L’origine, nouveau chef d’accusation implicite

Plusieurs entrepreneurs visés par ces controverses sont d’origine libanaise, malienne, burkinabè, ou issus de familles installées au Gabon depuis des décennies. «Homme d’affaires libanais», «entrepreneur malien», «milliardaire burkinabè» : ces formules, exactes sur le plan factuel, glissent insensiblement d’une précision biographique vers une grille de lecture de la réussite elle-même, comme si la nationalité expliquait la fortune mieux qu’un bilan comptable. Poserait-on les mêmes questions à un entrepreneur dont personne ne songerait à rappeler les origines ? Chacun connaît déjà la réponse, ce qui devrait suffire à l’interdire.

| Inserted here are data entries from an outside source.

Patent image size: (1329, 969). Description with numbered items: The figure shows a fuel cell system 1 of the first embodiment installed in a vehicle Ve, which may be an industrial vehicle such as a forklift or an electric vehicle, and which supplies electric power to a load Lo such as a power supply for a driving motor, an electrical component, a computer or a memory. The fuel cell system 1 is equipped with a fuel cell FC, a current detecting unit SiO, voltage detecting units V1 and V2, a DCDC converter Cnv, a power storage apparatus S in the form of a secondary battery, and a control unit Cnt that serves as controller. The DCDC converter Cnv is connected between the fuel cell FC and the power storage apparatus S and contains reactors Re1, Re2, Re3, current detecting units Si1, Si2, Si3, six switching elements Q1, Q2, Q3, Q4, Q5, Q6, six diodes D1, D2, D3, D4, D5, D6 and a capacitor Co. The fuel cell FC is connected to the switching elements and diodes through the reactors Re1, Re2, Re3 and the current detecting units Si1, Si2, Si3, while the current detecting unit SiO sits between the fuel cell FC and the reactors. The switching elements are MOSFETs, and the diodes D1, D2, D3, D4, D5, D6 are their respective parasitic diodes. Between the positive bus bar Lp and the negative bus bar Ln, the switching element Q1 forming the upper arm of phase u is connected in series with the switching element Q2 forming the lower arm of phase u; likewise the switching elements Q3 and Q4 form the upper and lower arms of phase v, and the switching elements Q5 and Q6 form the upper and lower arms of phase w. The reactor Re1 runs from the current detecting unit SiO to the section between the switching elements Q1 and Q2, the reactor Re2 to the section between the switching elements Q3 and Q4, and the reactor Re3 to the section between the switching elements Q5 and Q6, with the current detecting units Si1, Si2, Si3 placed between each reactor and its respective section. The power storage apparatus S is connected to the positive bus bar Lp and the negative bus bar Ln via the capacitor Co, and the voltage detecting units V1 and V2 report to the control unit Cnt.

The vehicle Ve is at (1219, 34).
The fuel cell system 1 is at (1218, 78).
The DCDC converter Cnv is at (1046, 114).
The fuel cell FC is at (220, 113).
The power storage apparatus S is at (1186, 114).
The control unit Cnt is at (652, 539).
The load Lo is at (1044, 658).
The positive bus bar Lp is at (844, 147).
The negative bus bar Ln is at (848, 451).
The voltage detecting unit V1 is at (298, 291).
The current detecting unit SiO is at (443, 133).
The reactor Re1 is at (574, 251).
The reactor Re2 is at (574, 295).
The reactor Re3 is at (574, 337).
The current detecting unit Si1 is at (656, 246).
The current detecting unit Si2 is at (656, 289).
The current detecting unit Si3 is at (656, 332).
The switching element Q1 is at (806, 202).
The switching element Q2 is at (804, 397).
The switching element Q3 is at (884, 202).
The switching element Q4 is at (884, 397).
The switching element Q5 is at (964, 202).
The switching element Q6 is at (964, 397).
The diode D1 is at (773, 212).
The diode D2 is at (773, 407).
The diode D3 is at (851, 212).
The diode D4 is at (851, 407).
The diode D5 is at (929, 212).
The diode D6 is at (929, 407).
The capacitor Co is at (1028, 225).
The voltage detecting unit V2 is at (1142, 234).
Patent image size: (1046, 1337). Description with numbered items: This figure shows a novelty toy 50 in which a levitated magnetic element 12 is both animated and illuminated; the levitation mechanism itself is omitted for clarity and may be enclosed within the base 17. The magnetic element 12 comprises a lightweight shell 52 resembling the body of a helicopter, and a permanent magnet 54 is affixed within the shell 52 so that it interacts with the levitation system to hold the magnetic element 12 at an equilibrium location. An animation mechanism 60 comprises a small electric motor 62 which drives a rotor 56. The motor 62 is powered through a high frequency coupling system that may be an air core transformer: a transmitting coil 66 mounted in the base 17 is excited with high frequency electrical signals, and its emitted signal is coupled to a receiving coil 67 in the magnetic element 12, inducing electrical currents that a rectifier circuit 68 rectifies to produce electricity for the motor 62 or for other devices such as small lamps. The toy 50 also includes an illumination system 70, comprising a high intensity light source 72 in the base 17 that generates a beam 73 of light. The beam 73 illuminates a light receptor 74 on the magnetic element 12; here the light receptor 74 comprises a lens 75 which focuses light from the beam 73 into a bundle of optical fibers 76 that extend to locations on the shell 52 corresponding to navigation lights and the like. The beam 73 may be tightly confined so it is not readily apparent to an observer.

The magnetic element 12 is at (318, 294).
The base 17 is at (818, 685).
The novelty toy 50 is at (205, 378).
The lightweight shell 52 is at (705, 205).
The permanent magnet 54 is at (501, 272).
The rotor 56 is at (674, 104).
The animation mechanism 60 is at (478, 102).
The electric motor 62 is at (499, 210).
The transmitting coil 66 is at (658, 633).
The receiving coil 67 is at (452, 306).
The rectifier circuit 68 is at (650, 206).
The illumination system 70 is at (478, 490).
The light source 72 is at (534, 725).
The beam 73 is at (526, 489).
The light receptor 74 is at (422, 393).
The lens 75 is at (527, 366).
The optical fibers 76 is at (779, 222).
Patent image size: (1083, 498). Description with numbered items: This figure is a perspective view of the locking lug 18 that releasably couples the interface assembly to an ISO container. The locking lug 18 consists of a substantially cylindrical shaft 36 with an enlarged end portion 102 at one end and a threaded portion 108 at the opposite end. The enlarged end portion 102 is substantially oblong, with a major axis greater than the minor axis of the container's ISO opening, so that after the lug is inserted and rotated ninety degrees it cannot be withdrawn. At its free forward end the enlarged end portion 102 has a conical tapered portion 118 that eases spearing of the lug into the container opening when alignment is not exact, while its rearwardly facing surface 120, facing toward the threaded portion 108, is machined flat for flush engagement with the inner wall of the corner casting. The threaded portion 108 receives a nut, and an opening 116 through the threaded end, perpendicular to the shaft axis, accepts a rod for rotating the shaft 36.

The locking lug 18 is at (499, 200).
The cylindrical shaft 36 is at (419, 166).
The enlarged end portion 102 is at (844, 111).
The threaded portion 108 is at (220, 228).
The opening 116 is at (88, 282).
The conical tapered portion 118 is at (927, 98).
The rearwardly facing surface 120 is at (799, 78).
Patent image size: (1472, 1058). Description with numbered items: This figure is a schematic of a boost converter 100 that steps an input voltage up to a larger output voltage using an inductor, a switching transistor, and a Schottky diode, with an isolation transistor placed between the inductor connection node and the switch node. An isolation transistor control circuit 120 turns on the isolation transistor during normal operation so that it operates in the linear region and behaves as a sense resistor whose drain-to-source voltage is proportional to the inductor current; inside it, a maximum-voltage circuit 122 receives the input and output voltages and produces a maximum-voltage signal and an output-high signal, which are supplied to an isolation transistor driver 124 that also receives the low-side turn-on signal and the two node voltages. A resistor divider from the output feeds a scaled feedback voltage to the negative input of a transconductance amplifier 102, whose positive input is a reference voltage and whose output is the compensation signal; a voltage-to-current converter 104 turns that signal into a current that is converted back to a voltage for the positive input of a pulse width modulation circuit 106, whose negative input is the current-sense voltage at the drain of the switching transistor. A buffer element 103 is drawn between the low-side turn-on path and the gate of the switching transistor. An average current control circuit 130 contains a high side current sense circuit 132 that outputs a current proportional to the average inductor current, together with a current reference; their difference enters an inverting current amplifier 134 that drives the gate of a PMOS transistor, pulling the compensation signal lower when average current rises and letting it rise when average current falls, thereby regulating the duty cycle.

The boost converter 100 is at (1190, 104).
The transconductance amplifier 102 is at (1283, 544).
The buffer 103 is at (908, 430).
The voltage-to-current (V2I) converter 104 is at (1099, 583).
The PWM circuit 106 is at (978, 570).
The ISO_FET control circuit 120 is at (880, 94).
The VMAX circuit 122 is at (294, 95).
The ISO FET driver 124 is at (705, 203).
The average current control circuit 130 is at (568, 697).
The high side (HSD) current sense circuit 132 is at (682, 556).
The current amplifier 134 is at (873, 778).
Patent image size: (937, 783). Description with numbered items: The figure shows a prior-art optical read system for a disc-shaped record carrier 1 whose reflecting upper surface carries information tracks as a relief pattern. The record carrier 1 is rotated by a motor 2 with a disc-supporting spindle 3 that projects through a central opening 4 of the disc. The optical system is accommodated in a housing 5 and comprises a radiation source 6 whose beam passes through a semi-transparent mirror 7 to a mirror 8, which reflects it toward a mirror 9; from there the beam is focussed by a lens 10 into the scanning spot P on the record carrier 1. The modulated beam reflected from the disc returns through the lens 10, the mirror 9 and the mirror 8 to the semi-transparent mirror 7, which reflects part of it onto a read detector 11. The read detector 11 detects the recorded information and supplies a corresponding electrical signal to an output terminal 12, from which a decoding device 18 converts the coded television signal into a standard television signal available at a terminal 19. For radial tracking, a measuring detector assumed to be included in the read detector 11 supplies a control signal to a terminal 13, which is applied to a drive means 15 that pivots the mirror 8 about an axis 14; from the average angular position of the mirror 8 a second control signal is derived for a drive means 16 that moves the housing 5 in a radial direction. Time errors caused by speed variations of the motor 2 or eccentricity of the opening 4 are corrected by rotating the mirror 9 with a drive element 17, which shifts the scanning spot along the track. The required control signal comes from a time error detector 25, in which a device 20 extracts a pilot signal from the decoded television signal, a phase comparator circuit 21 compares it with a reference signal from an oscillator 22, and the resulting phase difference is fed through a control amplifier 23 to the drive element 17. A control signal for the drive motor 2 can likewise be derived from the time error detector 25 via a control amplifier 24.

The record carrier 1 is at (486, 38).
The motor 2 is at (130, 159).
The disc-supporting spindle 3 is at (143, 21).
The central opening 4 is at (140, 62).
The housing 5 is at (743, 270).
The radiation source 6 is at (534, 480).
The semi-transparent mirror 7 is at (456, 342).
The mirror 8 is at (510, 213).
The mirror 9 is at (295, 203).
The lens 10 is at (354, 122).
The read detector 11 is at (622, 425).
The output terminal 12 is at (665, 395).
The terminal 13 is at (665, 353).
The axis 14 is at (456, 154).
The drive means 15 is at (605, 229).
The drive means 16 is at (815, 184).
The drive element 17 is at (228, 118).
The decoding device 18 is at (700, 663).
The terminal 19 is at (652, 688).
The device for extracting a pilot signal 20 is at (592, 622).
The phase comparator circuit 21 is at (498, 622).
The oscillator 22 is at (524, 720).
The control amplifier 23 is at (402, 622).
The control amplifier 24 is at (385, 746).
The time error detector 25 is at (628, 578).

Dix reprises ne fabriquent jamais une preuve

Internet excelle à transformer la répétition en certitude. Un média publie, un second reprend, un blog cite le second, les réseaux dispersent l’ensemble. Six mois plus tard, dix publications circulent sans qu’une seule source indépendante supplémentaire n’ait jamais été produite. La répétition gonfle la notoriété d’une accusation ; elle n’augmente jamais sa valeur probatoire. Un journalisme digne de ce nom remonte systématiquement à la source première et distingue, sans complaisance, ce qui est établi, ce qui est allégué et ce qui demeure, simplement, invérifiable.

L’homme d’affaires proche du pouvoir ne mérite aucune immunité. Mais la seule proximité ne vaut jamais culpabilité, et un pays cherchant à convaincre des investisseurs ne peut se permettre de transformer chaque relation professionnelle en dossier d’instruction informel. Tant que l’État persistera à dissimuler les conditions d’attribution de ses marchés, il continuera de nourrir, de ses propres mains, la mécanique qu’il feint parfois de déplorer. Éclairer n’est pas condamner. C’est précisément la différence que le Gabon, aujourd’hui, peine encore à assumer jusqu’au bout.